Ma, accanto all’antifascismo soprattutto di matrice zolfatara di realtà come Caltanissetta, Serradifalco, Sommatino, Riesi – se vogliamo più elementare, ma altrettanto prezioso – vi fu poi quello “eroico”, che fece scegliere a molti siciliani, a molti nisseni, la lotta al nazifascismo nel Nord Italia o all’estero (Francia, Spagna, Jugoslavia).
In questo quadro, come scrive il prof. Nicosia nella sua Prefazione, «Filippo Falcone ha voluto ricostruire anche l’impegno resistenziale. Fondandosi sulla documentazione archivistica ufficiale, su notizie di stampa minore coeve agli eventi narrati, sul ritrovato Archivio dell’Anpi di Caltanissetta finora ignorato, su memorie personali dei protagonisti rimaste inedite, o testimonianze dei familiari, l’autore offre un quadro della straordinaria partecipazione di nisseni alle varie forme di resistenza al fascismo. Ci sono i giovani che l’8 settembre, trovandosi già al Nord come soldati o ufficiali, si sottraggono alla lusinga del “tutti a casa”, e, senza esitazione alcuna sulla scelta da compiere, arrivano a svolgere ruoli dirigenziali nella Liberazione (Luigi Cortese “commmissario Ilio”, a Parma); i personaggi di estrazione sociale elevata, come Pompeo Colajanni, antifascista della prima ora, che dopo aver tessuto una fitta rete di opposizione coglie l’occasione del suo richiamo come ufficiale per continuare con le armi la lotta prima condotta con gli scritti e con i comportamenti, diventando una delle figure principali della Resistenza italiana (“comandante Barbato” in Piemonte); i giovani come Salvatore Auria da Sommatino, di professione falegname, che liberato dagli Alleati mentre era al confino nelle isole Tremiti, pur potendo rientrare in paese (come il padre, anch’egli confinato), prende la via del Nord e partecipa come “commissario di guerra” alle azioni della VIII Brigata d’assalto Garibaldi “Romagna”, perdendo la vita in combattimento contro i nazisti a Forlì (medaglia d’argento).

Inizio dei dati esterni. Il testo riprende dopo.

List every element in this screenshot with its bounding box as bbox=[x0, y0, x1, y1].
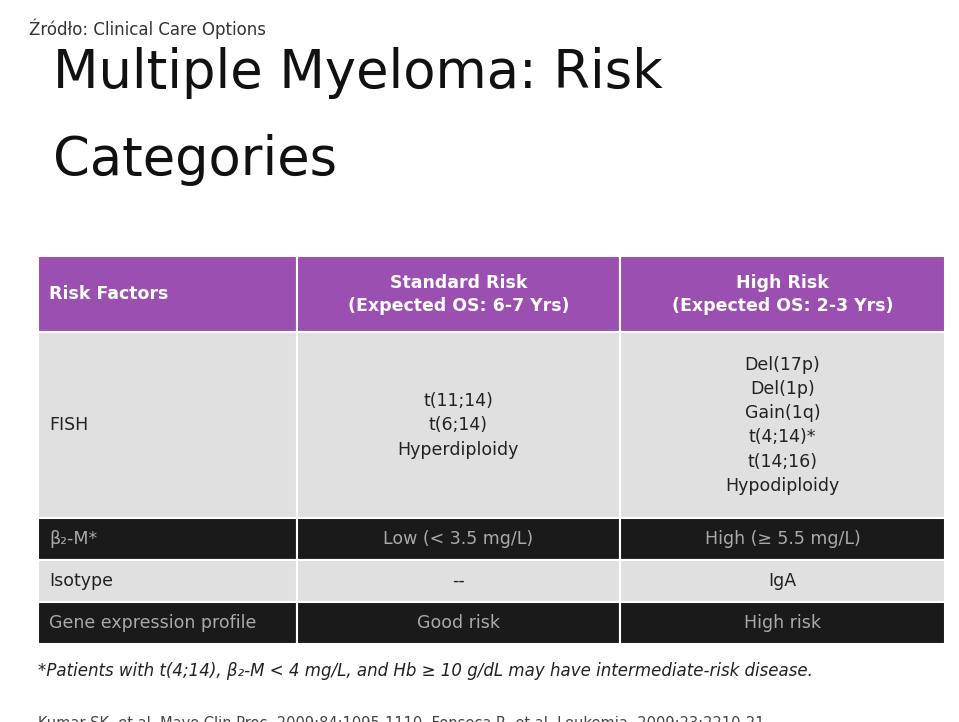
Text: FISH: FISH bbox=[49, 417, 88, 434]
Bar bbox=[620, 256, 945, 332]
Text: Del(17p)
Del(1p)
Gain(1q)
t(4;14)*
t(14;16)
Hypodiploidy: Del(17p) Del(1p) Gain(1q) t(4;14)* t(14;… bbox=[725, 355, 839, 495]
Text: High Risk
(Expected OS: 2-3 Yrs): High Risk (Expected OS: 2-3 Yrs) bbox=[671, 274, 893, 315]
Bar bbox=[620, 560, 945, 602]
Text: Standard Risk
(Expected OS: 6-7 Yrs): Standard Risk (Expected OS: 6-7 Yrs) bbox=[348, 274, 569, 315]
Text: Low (< 3.5 mg/L): Low (< 3.5 mg/L) bbox=[384, 531, 533, 548]
Bar bbox=[38, 256, 296, 332]
Text: --: -- bbox=[452, 573, 465, 590]
Text: t(11;14)
t(6;14)
Hyperdiploidy: t(11;14) t(6;14) Hyperdiploidy bbox=[398, 392, 519, 458]
Text: IgA: IgA bbox=[768, 573, 797, 590]
Text: High (≥ 5.5 mg/L): High (≥ 5.5 mg/L) bbox=[705, 531, 860, 548]
Text: Gene expression profile: Gene expression profile bbox=[49, 614, 257, 632]
Text: Kumar SK, et al. Mayo Clin Proc. 2009;84:1095-1110. Fonseca R, et al. Leukemia. : Kumar SK, et al. Mayo Clin Proc. 2009;84… bbox=[38, 716, 793, 722]
Text: Źródło: Clinical Care Options: Źródło: Clinical Care Options bbox=[29, 18, 266, 38]
Bar bbox=[38, 602, 296, 644]
Text: Categories: Categories bbox=[53, 134, 337, 186]
Bar bbox=[620, 332, 945, 518]
Bar bbox=[296, 560, 620, 602]
Bar bbox=[38, 560, 296, 602]
Text: High risk: High risk bbox=[744, 614, 821, 632]
Bar bbox=[296, 256, 620, 332]
Bar bbox=[620, 602, 945, 644]
Bar bbox=[296, 518, 620, 560]
Text: β₂-M*: β₂-M* bbox=[49, 531, 98, 548]
Text: Isotype: Isotype bbox=[49, 573, 113, 590]
Text: *Patients with t(4;14), β₂-M < 4 mg/L, and Hb ≥ 10 g/dL may have intermediate-ri: *Patients with t(4;14), β₂-M < 4 mg/L, a… bbox=[38, 662, 813, 680]
Text: Good risk: Good risk bbox=[417, 614, 500, 632]
Bar bbox=[296, 332, 620, 518]
Bar bbox=[38, 518, 296, 560]
Bar bbox=[296, 602, 620, 644]
Text: Risk Factors: Risk Factors bbox=[49, 285, 169, 303]
Bar bbox=[38, 332, 296, 518]
Bar bbox=[620, 518, 945, 560]
Text: Multiple Myeloma: Risk: Multiple Myeloma: Risk bbox=[53, 47, 663, 99]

Ma accanto a queste e tante altre figure di rilievo della guerra di Liberazione, c’è la folla degli antifascisti per coraggio civile e politico in piena vigenza del fascismo, in contesti provinciali difficili e facilmente soggetti al controllo e alla repressione; i semplici ferrovieri, minatori, contadini, artigiani, cittadini comuni, che costituiscono cellule comuniste e socialiste sui luoghi di lavoro, si raccordano con realtà analoghe di altri centri, fanno opera di proselitismo, diffondono la stampa clandestina, distribuiscono manifesti e volantini, tracciano sui muri parole d’ordine con la vernice rossa, compiono atti simbolici come dispiegare una enorme bandiera rossa sulla statua del Redentore, nel punto più alto di Caltanissetta. Le conseguenze di questo diffuso dissenso (fra i tanti animatori va citato almeno il nome di Calogero Boccadutri) sono, nei casi più lievi, le spedizioni punitive dello squadrismo fascista, ma per molti la discriminazione nel lavoro, il processo al Tribunale speciale per la difesa dello Stato, e la condanna ad anni e anni di detenzione e di confino alle Tremiti, a Ponza, a Ventotene».
Un libro, quello di Filippo Falcone, che ci da la misura di come a queste figure dobbiamo davvero molto: la nostra libertà.